Tüm bu yarı teknik bilgileri neden aktarıyorum?

Evet, Türkiye’de devlet bütçesi performans bütçe sistemine göre yapılmaktadır. 2024 bütçesine ya da 2024 bütçe gerekçesine bakarsanız performans bütçeye yönelik uygulamaları göreceksiniz ama bu arada başka bir şey daha göreceksiniz, bu da maalesef  performans bütçe uygulamalarının adeta tamamen göstermelik olarak yapıldığı gerçeğidir.

15 Kasım 2023 tarihinde Artı Gerçek sitesinde “2024 bütçe gerekçesinde sağlam saçmalıklar” başlıklı bir yazı yayınlamışım, konu yine performans bütçe sistemi. 

Aşağıda bu yazımdan bazı alıntılar yapıyorum:  

“Koruyucu sağlık” programı var, 2024 bütçe gerekçesinin 197. Sahifesi.

“Aynı program için ikinci anahtar gösterge bin canlı doğumda bir sene içinde Bebek ölüm oranı, bu oran 2023 için 9.3, 2026 için ise 8.8’dir ve bu oranlar çok ama çok yüksektir.

Bu oranları program performans analizinde gösteren sorumlu idare Sağlık Bakanlığı böylece büyük zafiyetini sergilemektedir. 

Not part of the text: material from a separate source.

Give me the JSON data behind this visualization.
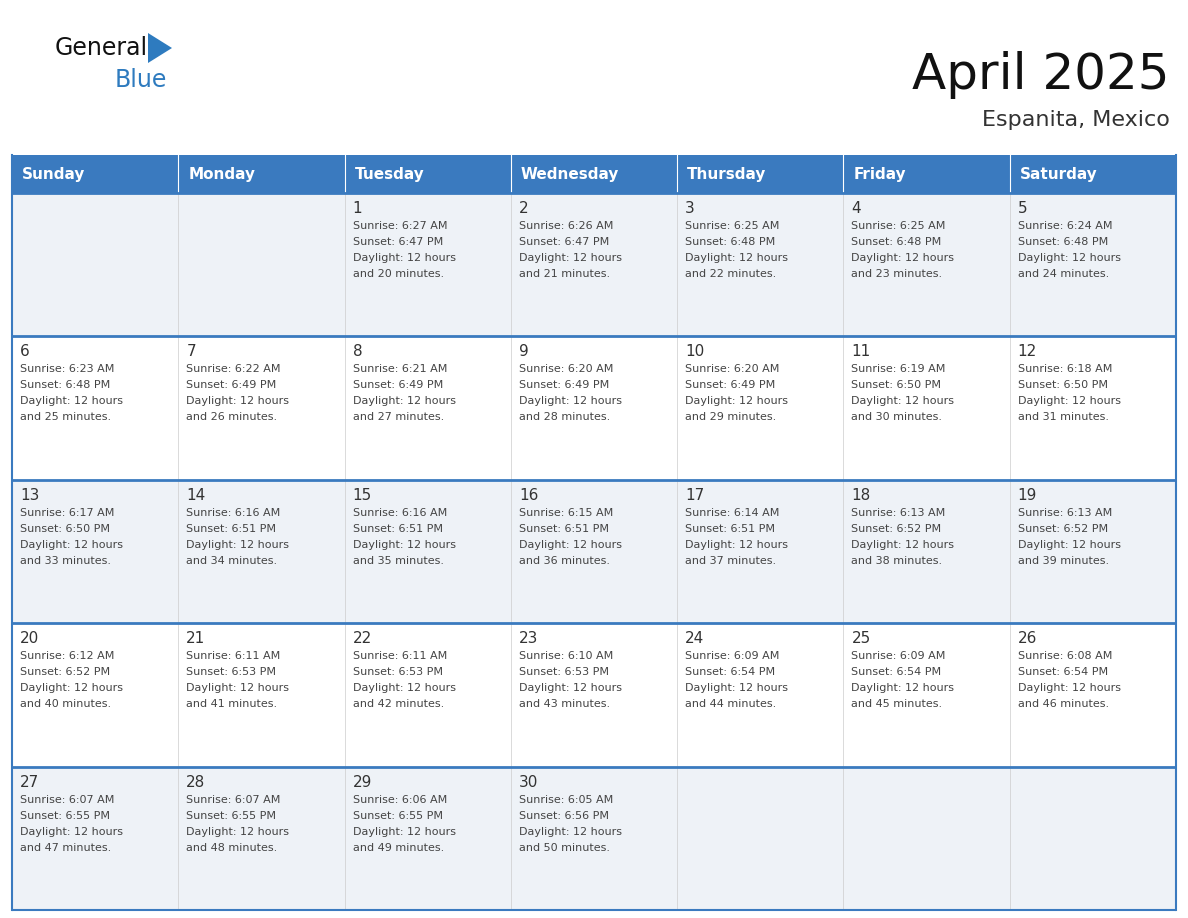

Ancak, Sağlık Bakanlığı bu oranları verirken bir de performans analiz sisteminin büyük bir eksikliğini de göstermektedir; bu oranların anlamlı olması ve daha sağlıklı bir performans bilgisi sunabilmesi için program performans analizine MUTLAKA küresel örnekler de ilave edilmelidir.

Anne ve çocuk ölümleri bir ülkenin gelişmişlik düzeyi için en önemli gelişmişlik göstergelerindendir, bu tablolara Yunanistan, İtalya, Portekiz gibi ülkelerdeki aynı oranlar ilave edilirse durum daha netleşecektir.*

En ilginç ve en korkunç gösterge milyar TL cinsinden tarımsal hasıla büyüklüğüdür.

Düşen tarımsal çıktıya rağmen 2023 senesinde planlanan tarımsal hasıla bin milyar TL iken 2026 tarımsal hasıla tahmini 4.1 bin milyar TL’dir.**

Bu manzaranın söylediği önümüzdeki üç sene içinde çok ama çok yüksek bir tarımsal ürün fiyatları enflasyonunun bizi beklediğidir.” 

Aşağıdaki dipnotlarda da belirttiğim gibi ülkemizde performans bütçe sisteminin işleyişinde çok önemli sorunlar vardır ve emin olunuz, bunu bir kamu maliyecisi olarak söylüyorum, performans denetiminin iyi yapıl(a)madığı ülkelerde kamuda tasarruf ve etkinlik kavramları yerli yerine oturmayan kavramlardır.

Nedendir bilinmez, Türkiye’de Sayıştay performans denetim görevini gereği gibi yapmamaktadır. Bu yasal görevin yerine getirilmediği ülkelerde ise enflasyon ve kamu harcamalarında etkinsizlikler adeta kadere dönebilmektedir.

Tabii, kamuda tasarruf hedefi de boşa düşmektedir.

*Bin canlı doğumda bir yaşına gelene kadar kaybettiğimiz bebek sayısı bizim kaynaklarda 10’un altında gözükürken yabancı kaynaklarda 18 olarak görülmektedir, bu durum bizdeki performans denetimini daha da kuşkulu hale getirmektedir.

**Tarımsal hasılada (parasal olarak)  bu artış ancak çok yüksek bir enflasyonla mümkün iken, Merkez Bankasının enflasyon tahmini ile bu parasal artış uyuşmamaktadır, bu durum da performans denetimine ilişkin kuşkuları artırmaktadır; klasik ifadedir, “ölçemediğin büyüklüğü yönetemezsin”.